Tuberkulosis ekstrapulmonal dapat terjadi pada 25-30% anak yang
terinfeksi TB. TB tulang dan sendi terjadi pada 5-10% anak yang terinfeksi,
dan paling banyak terjadi dalam 1 tahun tetapi dapat juga 2-3 tahun kemudian.
TB ginjal biasanya terjadi 5-25 tahun setelah infeksi primer (Sudoyo, 2007).
Tuberkulosis ekstra paru
1. Tuberkulosis Tulang/Sendi
Tuberkulosis tulang / sendi merupakan suatu bentuk infeksi
tuberkulosis ekstrapulmonal yang mengenai tulang atau sendi.

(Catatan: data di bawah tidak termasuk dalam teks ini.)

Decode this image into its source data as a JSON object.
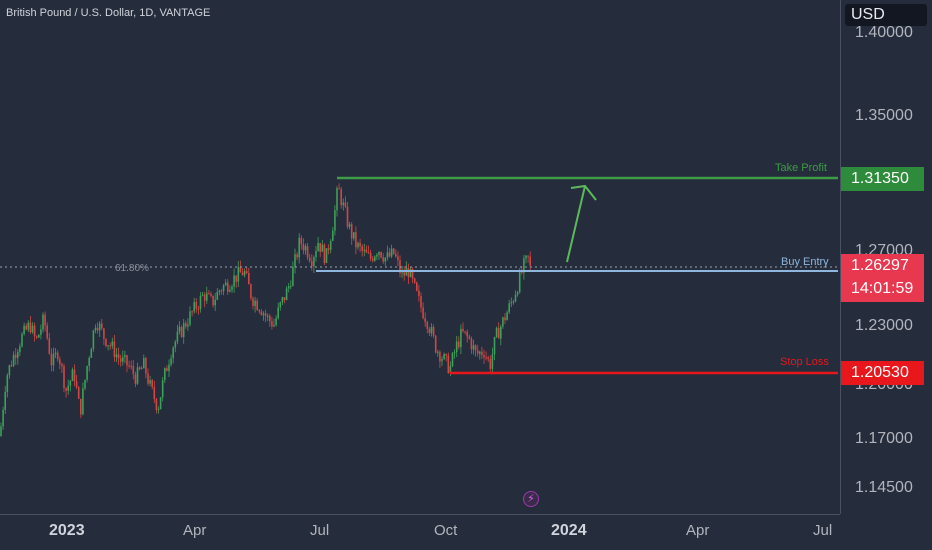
{
  "symbol": {
    "title": "British Pound / U.S. Dollar, 1D, VANTAGE"
  },
  "currency": "USD",
  "price_axis": {
    "ticks": [
      "1.40000",
      "1.35000",
      "1.27000",
      "1.23000",
      "1.20000",
      "1.17000",
      "1.14500"
    ]
  },
  "time_axis": {
    "ticks": [
      {
        "label": "2023",
        "bold": true
      },
      {
        "label": "Apr",
        "bold": false
      },
      {
        "label": "Jul",
        "bold": false
      },
      {
        "label": "Oct",
        "bold": false
      },
      {
        "label": "2024",
        "bold": true
      },
      {
        "label": "Apr",
        "bold": false
      },
      {
        "label": "Jul",
        "bold": false
      }
    ]
  },
  "levels": {
    "take_profit": {
      "label": "Take Profit",
      "price": "1.31350",
      "color": "#3e9b46"
    },
    "buy_entry": {
      "label": "Buy Entry",
      "color": "#8fb6de"
    },
    "stop_loss": {
      "label": "Stop Loss",
      "price": "1.20530",
      "color": "#e8171c"
    },
    "fib": {
      "label": "61.80%"
    }
  },
  "last_price": {
    "price": "1.26297",
    "countdown": "14:01:59",
    "color": "#e8384f"
  },
  "colors": {
    "background": "#252c3b",
    "up": "#3ea05a",
    "down": "#d44545"
  },
  "icons": {
    "flash": "lightning-icon"
  },
  "chart_data": {
    "type": "candlestick",
    "x_ticks": [
      "2023",
      "Apr",
      "Jul",
      "Oct",
      "2024",
      "Apr",
      "Jul"
    ],
    "y_ticks": [
      1.4,
      1.35,
      1.27,
      1.23,
      1.2,
      1.17,
      1.145
    ],
    "ylim": [
      1.128,
      1.418
    ],
    "path_keypoints": [
      [
        0,
        1.172
      ],
      [
        6,
        1.205
      ],
      [
        14,
        1.218
      ],
      [
        22,
        1.228
      ],
      [
        30,
        1.235
      ],
      [
        36,
        1.225
      ],
      [
        44,
        1.238
      ],
      [
        52,
        1.212
      ],
      [
        58,
        1.22
      ],
      [
        66,
        1.198
      ],
      [
        74,
        1.208
      ],
      [
        80,
        1.185
      ],
      [
        88,
        1.215
      ],
      [
        96,
        1.238
      ],
      [
        104,
        1.228
      ],
      [
        112,
        1.222
      ],
      [
        120,
        1.215
      ],
      [
        128,
        1.212
      ],
      [
        136,
        1.205
      ],
      [
        144,
        1.212
      ],
      [
        150,
        1.2
      ],
      [
        158,
        1.188
      ],
      [
        164,
        1.205
      ],
      [
        172,
        1.222
      ],
      [
        180,
        1.23
      ],
      [
        188,
        1.238
      ],
      [
        196,
        1.245
      ],
      [
        204,
        1.252
      ],
      [
        212,
        1.247
      ],
      [
        220,
        1.255
      ],
      [
        228,
        1.258
      ],
      [
        236,
        1.262
      ],
      [
        244,
        1.265
      ],
      [
        252,
        1.25
      ],
      [
        260,
        1.245
      ],
      [
        268,
        1.238
      ],
      [
        274,
        1.235
      ],
      [
        280,
        1.245
      ],
      [
        288,
        1.255
      ],
      [
        294,
        1.268
      ],
      [
        300,
        1.282
      ],
      [
        306,
        1.278
      ],
      [
        312,
        1.272
      ],
      [
        318,
        1.282
      ],
      [
        326,
        1.272
      ],
      [
        334,
        1.295
      ],
      [
        338,
        1.312
      ],
      [
        344,
        1.3
      ],
      [
        350,
        1.288
      ],
      [
        356,
        1.28
      ],
      [
        362,
        1.276
      ],
      [
        370,
        1.272
      ],
      [
        378,
        1.278
      ],
      [
        386,
        1.272
      ],
      [
        394,
        1.275
      ],
      [
        402,
        1.262
      ],
      [
        408,
        1.266
      ],
      [
        414,
        1.256
      ],
      [
        420,
        1.246
      ],
      [
        428,
        1.236
      ],
      [
        436,
        1.222
      ],
      [
        444,
        1.215
      ],
      [
        450,
        1.21
      ],
      [
        456,
        1.222
      ],
      [
        462,
        1.23
      ],
      [
        470,
        1.226
      ],
      [
        476,
        1.218
      ],
      [
        484,
        1.22
      ],
      [
        490,
        1.212
      ],
      [
        496,
        1.228
      ],
      [
        504,
        1.238
      ],
      [
        512,
        1.248
      ],
      [
        518,
        1.258
      ],
      [
        524,
        1.268
      ],
      [
        528,
        1.272
      ],
      [
        532,
        1.262
      ]
    ]
  }
}
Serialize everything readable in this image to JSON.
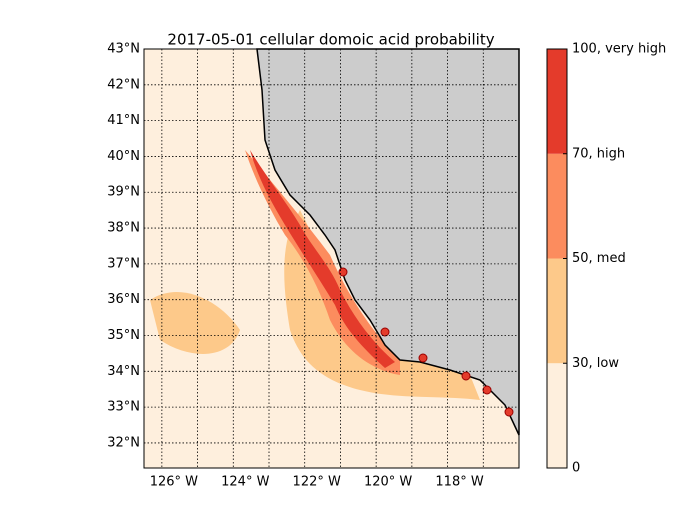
{
  "title": "2017-05-01 cellular domoic acid probability",
  "map": {
    "lat_range": [
      31.3,
      43
    ],
    "lon_range": [
      -126.5,
      -116
    ],
    "lat_ticks": [
      {
        "value": 32,
        "label": "32°N"
      },
      {
        "value": 33,
        "label": "33°N"
      },
      {
        "value": 34,
        "label": "34°N"
      },
      {
        "value": 35,
        "label": "35°N"
      },
      {
        "value": 36,
        "label": "36°N"
      },
      {
        "value": 37,
        "label": "37°N"
      },
      {
        "value": 38,
        "label": "38°N"
      },
      {
        "value": 39,
        "label": "39°N"
      },
      {
        "value": 40,
        "label": "40°N"
      },
      {
        "value": 41,
        "label": "41°N"
      },
      {
        "value": 42,
        "label": "42°N"
      },
      {
        "value": 43,
        "label": "43°N"
      }
    ],
    "lon_ticks": [
      {
        "value": -126,
        "label": "126° W"
      },
      {
        "value": -124,
        "label": "124° W"
      },
      {
        "value": -122,
        "label": "122° W"
      },
      {
        "value": -120,
        "label": "120° W"
      },
      {
        "value": -118,
        "label": "118° W"
      }
    ]
  },
  "colorbar": {
    "ticks": [
      {
        "value": 0,
        "label": "0"
      },
      {
        "value": 30,
        "label": "30, low"
      },
      {
        "value": 50,
        "label": "50, med"
      },
      {
        "value": 70,
        "label": "70, high"
      },
      {
        "value": 100,
        "label": "100, very high"
      }
    ],
    "colors": [
      "#feefdd",
      "#fdc98a",
      "#fc8c5e",
      "#e43b2b"
    ]
  }
}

Indens
tuberkulosis sendi berkisar 1-7 dari seluruh TB. TB tulang belakang
merupakan kejadian tertinggi diikuti sendi panggul dan sendi lutut pada

TB tulang atau sendi. Umumnya TB tulang atau sendi mengenai satu


tulang atau sendi. TB pada tulang belakang dikenal sebagai spondolitis
tuberkulosis, TB pada panggul disebut koksitis tuberkulosis, sedangkan
pada sendi lutut disebut gonitis tuberkulosis (Rahajoe,2005).
Manifestasi klinis yang ditimbulkan bersifat lambat dan tidak khas
sehingga umumnya didiagnosis sudah dala keadaan lanjut. Selain dijumpai
gejala umum, TB dapat dijumpai gejala spesifik berupa bengkak, kaku,
kemerahan, dan nyeri pada pergerakan. Tidak jarang hanya gejala
pembengkakan sendi saja yang dikeluhkan (Rahajoe,2005).
Gejala atau tanda pada TB tulang atau sendi bergantung pada lokasi
kelainan. Kelainan pada tulang belakang disebut gibbus menampakkan
gejala benjolan pada tulang belakang yang umumnya seperti abses tetapi
tidak menunjukkan tanda-tanda peradangan. Warna benjolan sama dengan
sekitarnya, tidak nyeri tekan, dan menimbulkan abses dingin. Apabila
dijumpai kelainan pada sendi panggul biasanya pasien berjalan pincang
dan kesulitan berdiri (Rahajoe,2005).
2. Tuberkulosis Kulit
Tuberkulosis kulit dapat terjadi dalam 2 mekanisme, pertama infeksi
primer atau inokulasi langsung kuman TB di kulit, dan yang kedua TB
pascaprimer salah satunya adalah limfadenitis TB yang pecah ke kulit.
Contoh yang pertama antaralain tuberculous charcre. Sedangkan contoh
kedua adalah skrofuloderma dan lupus vulgaris. Di antara berbagai TB
kulit, secara klinis, skrofuloderma merupakan yang paling khas
(Rahajoe,2005).
Skrofuloderma terjadi akibat penjalaran perkontinuitatum dari kelenjar
getah bening yang terkena TB. Manifestasi klinis skrofuloderma adalah
sama dengan gejala umum TB pada anak. Pada awalnya terdapat
pembesaran kelenjar getah bening yang soliter kemudian melibatkan
kelenjar getah bening disekitarnya (multiple). Lesi awal skrofuloderma
berupa nodul subkutan atau infiltrat subkutan dalam yang keras, berwarna
merah kebiruan dan tidak menimbulkan keluhan. Infiltrat kemudian
meluas / membesar dan menjadi padat kenyal. Lesi kemudian mengalami
pencairan dan menjadi fluktuatif. Kemudian lesi pecah (terbuka ke
permukaan kulit) dan membentuk ulkus berbentuk linear atau serpiginosa.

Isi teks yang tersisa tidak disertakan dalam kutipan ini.